В космосе, на границе земной империи, невесть откуда появилась морская галера длиной три тысячи километров, золотая до последнего атома, и, ускоряя движение, направилась к Земле. Это встревожило архангелов Благословенных Сонмов…
В книге рассказывается история главного героя, который сталкивается с различными проблемами и препятствиями на протяжении всего своего путешествия. По пути он встречает множество второстепенных персонажей, которые играют важные роли в истории. Благодаря опыту главного героя книга исследует такие темы, как любовь, потеря, надежда и стойкость. По мере того, как главный герой преодолевает свои трудности, он усваивает ценные уроки жизни и растет как личность.
Значительная часть современного американского юмора берет свое начало в еврейской культуре. Еврейский юмор, в свою очередь, оказался превосходным зеркалом общества благодаря неповторимому сочетанию языка, стиля, карикатурности и глубокой отчужденности.Вот вам милая еврейская супружеская пара, и у них есть дочь — дочь, которая вышла замуж за марсианина. Трудно найти большего гоя, чем он, не так ли?Или все-таки не так?Дж.
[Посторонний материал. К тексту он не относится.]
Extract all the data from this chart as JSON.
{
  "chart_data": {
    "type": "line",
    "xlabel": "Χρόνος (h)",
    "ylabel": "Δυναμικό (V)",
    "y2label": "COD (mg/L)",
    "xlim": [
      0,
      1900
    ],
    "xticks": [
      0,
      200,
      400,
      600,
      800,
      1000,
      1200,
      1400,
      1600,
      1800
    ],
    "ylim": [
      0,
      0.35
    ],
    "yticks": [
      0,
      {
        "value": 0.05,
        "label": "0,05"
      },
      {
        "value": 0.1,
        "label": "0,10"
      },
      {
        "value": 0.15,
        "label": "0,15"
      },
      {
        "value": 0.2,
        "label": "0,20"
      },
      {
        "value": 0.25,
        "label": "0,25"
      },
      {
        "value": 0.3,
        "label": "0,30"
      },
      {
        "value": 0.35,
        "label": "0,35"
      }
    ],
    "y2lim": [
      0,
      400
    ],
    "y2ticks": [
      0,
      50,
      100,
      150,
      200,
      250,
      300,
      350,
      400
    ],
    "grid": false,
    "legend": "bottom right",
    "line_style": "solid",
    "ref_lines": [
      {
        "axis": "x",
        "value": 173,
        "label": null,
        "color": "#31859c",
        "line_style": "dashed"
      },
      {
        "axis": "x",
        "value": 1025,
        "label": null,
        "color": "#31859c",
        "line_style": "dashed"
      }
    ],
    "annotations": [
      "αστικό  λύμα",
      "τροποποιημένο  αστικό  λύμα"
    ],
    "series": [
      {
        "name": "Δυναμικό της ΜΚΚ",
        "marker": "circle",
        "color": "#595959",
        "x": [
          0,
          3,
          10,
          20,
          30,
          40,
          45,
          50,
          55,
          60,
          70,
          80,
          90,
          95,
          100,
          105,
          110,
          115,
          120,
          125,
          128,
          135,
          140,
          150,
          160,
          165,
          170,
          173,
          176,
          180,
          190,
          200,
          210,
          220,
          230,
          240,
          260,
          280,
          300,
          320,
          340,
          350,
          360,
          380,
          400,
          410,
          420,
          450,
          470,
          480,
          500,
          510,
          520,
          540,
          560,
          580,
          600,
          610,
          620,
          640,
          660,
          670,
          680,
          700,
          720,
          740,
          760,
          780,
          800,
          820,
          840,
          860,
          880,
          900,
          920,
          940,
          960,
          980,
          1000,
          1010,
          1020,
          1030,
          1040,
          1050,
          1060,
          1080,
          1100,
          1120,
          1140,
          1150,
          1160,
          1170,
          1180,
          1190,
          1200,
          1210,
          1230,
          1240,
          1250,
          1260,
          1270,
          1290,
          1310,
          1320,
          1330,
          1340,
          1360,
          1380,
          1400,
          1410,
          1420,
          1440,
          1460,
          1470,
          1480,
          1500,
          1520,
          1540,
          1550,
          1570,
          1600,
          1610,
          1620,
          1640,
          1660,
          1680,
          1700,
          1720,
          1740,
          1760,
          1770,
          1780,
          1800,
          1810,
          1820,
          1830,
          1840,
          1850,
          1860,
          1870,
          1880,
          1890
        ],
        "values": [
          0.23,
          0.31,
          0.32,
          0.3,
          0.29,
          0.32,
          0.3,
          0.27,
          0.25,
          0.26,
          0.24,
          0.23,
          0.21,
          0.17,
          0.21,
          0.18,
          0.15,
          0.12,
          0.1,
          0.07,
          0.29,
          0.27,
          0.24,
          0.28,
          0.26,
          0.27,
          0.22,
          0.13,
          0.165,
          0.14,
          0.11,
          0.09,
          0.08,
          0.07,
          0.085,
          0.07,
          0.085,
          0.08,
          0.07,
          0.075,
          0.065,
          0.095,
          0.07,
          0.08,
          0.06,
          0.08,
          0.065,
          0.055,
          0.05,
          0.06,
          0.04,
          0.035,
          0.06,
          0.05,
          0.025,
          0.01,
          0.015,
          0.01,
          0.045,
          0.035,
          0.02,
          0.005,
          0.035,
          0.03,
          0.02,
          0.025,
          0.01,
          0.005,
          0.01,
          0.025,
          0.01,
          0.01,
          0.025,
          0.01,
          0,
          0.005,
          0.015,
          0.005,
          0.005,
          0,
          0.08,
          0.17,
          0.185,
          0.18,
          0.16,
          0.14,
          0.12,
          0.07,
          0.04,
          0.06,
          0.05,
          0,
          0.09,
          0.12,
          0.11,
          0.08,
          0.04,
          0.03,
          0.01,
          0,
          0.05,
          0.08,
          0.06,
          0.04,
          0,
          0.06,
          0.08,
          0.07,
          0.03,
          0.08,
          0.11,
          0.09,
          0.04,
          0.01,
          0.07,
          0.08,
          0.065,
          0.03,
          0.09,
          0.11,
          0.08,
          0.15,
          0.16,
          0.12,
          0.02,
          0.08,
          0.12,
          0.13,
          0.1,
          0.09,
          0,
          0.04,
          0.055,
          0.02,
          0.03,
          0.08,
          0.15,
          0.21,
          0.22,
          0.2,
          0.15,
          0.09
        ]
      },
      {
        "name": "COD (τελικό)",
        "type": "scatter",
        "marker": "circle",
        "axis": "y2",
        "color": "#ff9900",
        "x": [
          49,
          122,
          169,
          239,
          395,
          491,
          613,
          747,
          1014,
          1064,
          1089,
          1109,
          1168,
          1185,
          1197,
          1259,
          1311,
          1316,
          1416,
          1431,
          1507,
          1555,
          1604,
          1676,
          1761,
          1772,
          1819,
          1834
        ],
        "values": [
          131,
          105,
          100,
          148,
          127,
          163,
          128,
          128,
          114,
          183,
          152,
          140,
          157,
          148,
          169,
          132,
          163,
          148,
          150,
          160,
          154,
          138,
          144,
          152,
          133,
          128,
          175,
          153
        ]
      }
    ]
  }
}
Данн, составитель сборника Дибук с Мазлтов-IV. Американская еврейская фантастика.
В книге рассказывается история главного героя, который сталкивается с различными проблемами и препятствиями на протяжении всего своего путешествия. По пути он встречает множество второстепенных персонажей, которые играют важные роли в истории. Благодаря опыту главного героя книга исследует такие темы, как любовь, потеря, надежда и стойкость. По мере того, как главный герой преодолевает свои трудности, он усваивает ценные уроки жизни и растет как личность.
В книге рассказывается история главного героя, который сталкивается с различными проблемами и препятствиями на протяжении всего своего путешествия. По пути он встречает множество второстепенных персонажей, которые играют важные роли в истории. Благодаря опыту главного героя книга исследует такие темы, как любовь, потеря, надежда и стойкость. По мере того, как главный герой преодолевает свои трудности, он усваивает ценные уроки жизни и растет как личность.
Потомки атлантов живут среди людей. Они владеют мощным биологическим оружием и секретами бессмертия. Но один из них ради спасения любимой нарушил свой долг перед древней Коллегией. Теперь за ним охотятся не только его соплеменники, но и спецслужбы сильнейших держав мира. Передовые военные технологии — против биологического оружия древности. Тысячелетняя мудрость атлантов — против отлично обученных профессионалов незримой войны. Победитель получит власть над миром и личное бессмертие. Волей случая в эту незримую войну оказываются втянутыми двое подростков: брат и сестра из российской глубинки.
В очередной том собрания сочинений Андрэ Нортон включены совершенно не типичные для творчества писательницы романы. Но приключения молодых героев, разворачивающиеся в вымышленной стране и на придуманном острове, не менее увлекательны, чем события большинства ее фантастических произведений.